“May I give you some advice?” the hairy-chested man asked as he popped his goggles up onto his swim cap. “Shorter kicks. Use a kickboard to learn. It’s not as easy as it looks.” And just like that, he dropped his goggles back down and swam 900 more laps, as I tried to catch my breath from the two-and-a-half I’d just completed. All right, fine. It was more like two-and-a-quarter.
I never was much of a swimmer growing up. My family didn’t have a pool, live near a lake or anything like that. My summers were spent playing in the woods and on baseball diamonds.

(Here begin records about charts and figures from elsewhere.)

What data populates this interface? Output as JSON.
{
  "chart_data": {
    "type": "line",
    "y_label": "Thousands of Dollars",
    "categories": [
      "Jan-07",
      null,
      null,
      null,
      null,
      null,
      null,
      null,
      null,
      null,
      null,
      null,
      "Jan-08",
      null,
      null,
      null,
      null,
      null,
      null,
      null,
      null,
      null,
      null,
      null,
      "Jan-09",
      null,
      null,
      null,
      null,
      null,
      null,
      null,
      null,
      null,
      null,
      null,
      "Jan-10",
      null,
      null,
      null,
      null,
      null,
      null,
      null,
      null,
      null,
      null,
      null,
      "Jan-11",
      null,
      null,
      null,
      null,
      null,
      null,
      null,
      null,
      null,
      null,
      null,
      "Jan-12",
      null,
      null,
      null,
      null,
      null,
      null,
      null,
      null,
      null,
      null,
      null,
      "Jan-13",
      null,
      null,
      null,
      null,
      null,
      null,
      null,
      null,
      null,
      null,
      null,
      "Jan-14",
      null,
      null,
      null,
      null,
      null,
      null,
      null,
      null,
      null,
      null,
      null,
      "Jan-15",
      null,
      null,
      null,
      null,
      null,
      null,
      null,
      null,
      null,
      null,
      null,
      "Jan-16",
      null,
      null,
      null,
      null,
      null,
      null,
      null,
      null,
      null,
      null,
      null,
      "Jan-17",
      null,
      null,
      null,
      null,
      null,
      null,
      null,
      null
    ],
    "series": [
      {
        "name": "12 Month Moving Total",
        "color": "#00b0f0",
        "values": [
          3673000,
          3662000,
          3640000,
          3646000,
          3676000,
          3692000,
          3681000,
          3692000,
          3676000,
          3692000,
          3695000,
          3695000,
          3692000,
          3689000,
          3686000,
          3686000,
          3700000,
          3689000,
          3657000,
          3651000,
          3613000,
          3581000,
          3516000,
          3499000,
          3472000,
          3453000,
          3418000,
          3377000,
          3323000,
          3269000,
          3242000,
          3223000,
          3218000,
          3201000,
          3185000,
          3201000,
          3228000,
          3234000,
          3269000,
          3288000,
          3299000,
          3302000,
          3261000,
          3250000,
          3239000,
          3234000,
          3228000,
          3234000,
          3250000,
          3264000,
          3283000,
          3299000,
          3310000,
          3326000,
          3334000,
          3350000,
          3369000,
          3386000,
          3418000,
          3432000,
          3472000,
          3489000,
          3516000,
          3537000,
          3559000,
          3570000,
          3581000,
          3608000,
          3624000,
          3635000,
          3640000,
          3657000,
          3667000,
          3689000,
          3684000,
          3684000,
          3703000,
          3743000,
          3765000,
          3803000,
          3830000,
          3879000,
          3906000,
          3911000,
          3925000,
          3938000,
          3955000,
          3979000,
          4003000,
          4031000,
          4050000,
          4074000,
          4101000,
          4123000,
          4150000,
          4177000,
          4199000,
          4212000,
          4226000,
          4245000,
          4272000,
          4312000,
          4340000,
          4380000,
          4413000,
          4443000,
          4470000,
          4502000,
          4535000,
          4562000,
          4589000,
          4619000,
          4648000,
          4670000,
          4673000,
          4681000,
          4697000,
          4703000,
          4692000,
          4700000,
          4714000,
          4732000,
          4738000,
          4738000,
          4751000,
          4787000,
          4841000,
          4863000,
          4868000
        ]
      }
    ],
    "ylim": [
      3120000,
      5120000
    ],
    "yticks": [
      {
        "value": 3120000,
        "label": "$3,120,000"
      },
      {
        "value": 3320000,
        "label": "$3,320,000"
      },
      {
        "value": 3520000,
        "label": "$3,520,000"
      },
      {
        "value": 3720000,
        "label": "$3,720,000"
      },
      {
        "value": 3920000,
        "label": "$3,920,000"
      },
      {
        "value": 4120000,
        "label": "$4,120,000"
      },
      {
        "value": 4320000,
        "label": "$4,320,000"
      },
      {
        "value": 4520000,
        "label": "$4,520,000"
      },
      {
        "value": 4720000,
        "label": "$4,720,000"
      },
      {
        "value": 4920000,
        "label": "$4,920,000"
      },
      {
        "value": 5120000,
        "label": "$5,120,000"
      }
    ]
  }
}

But my apartment complex has a pool, so I thought I’d give lap-swimming a shot.
I was caught off guard by this man’s sudden critique. I didn’t expect my freestyle form to become a topic of discussion at the neighborhood pool. Who is this guy? Use a kickboard? Thanks, Ryan Lochte. “Piss off,” was my initial thought. I don’t care about what you have to say, or your stupid swim cap.
We don’t like when people offer criticism. We take it personally.
“Excuse me? Are you saying I’m not perfect?”
I think we all tend to forget (or don’t care to admit) that our species, while remarkable in many ways, is a work-in-progress. Our prefrontal lobes are too small and our adrenal glands are too big. We fall victim to our own egos. Too often, it seems our first instinct is to regard those who offer critiques as our enemies.
But was this man trying to attack me personally or make me feel inferior? No, he was offering help. He saw a flaw in my approach and gave what he deemed to be the solution.
I wouldn’t have known to correct the way to kick if no one had told me. That guy did me a favor. I mean, I’m not saying that I’m going to be using a kickboard anytime soon, but I shouldn’t get annoyed at him. I should thank him for the suggestion.
All of the classes I’ve taken in screenwriting involve some type of workshop process where your peers give notes. I can’t possibly stress how valuable these roundtables are. 12 people all giving rapid-fire feedback on something you’ve written. It’s a golden opportunity for improvement.
But you can tell right away who gets it and who doesn’t. Some people just cannot take any form of constructive feedback. They cover their ears and shout, “la, la, la, la,” as people give notes. Or they interrupt, and try to explain why their story is perfect and doesn’t need tweaks. It drives me insane. They’re giving you advice. For YOUR script! They’re HELPING you. Listen!
Why are we so afraid to hear criticism? Perhaps it goes back to that disproportioned evolution of our lobes and hormone dispensaries. We’d rather keep our misguided ego intact than better ourselves. I say it’s an ugly deficiency that holds us back.
I’ve met a ton of wannabe actors, writers and directors since moving to LA, and I’ve noticed a common thread amongst the ones who seem perpetually down on their luck. They’re perfect and they’re not changing a single thing about anything they do. Shame on everyone else for even suggesting it. The whole world is blind. And STUPID.
Now, what if I told you that the world was actually pretty smart and offering their help?
Internet trolls aside, people generally give feedback for a reason. To help others improve. We could be so lucky to have someone give us specifics to work on, but instead we say, “They’re so MEAN. How could they?”
I don’t care if you’re a bartender, a ballet instructor or even U.S. President Barack Obama. Everyone should be open to a little constructive feedback — about anything. That’s how things move forward. Why do you think Chipotle tastes so damn good?
Sure, not all critiques were created equal. A lot of it is silly — “Hey, that fella’s face looks dumb!” But that doesn’t mean we shouldn’t listen. We can’t decide what’s brilliant advice and what’s useless drivel if we don’t listen. Extra information about how others see things is always beneficial — it’s knowledge — whether we use it or not. Not listening to feedback is a crime.
If you have a big ‘ole wad of spinach in your teeth, but you cover your ears every time someone tries to tell you, the spinach is still going to be there. So if someone says, “Hey you’ve got a bunch of spinach in your teeth,” don’t say “SCREW YOU.” Say “Thank you, kindly.” It’s up to you whether or not you’d like to remove it.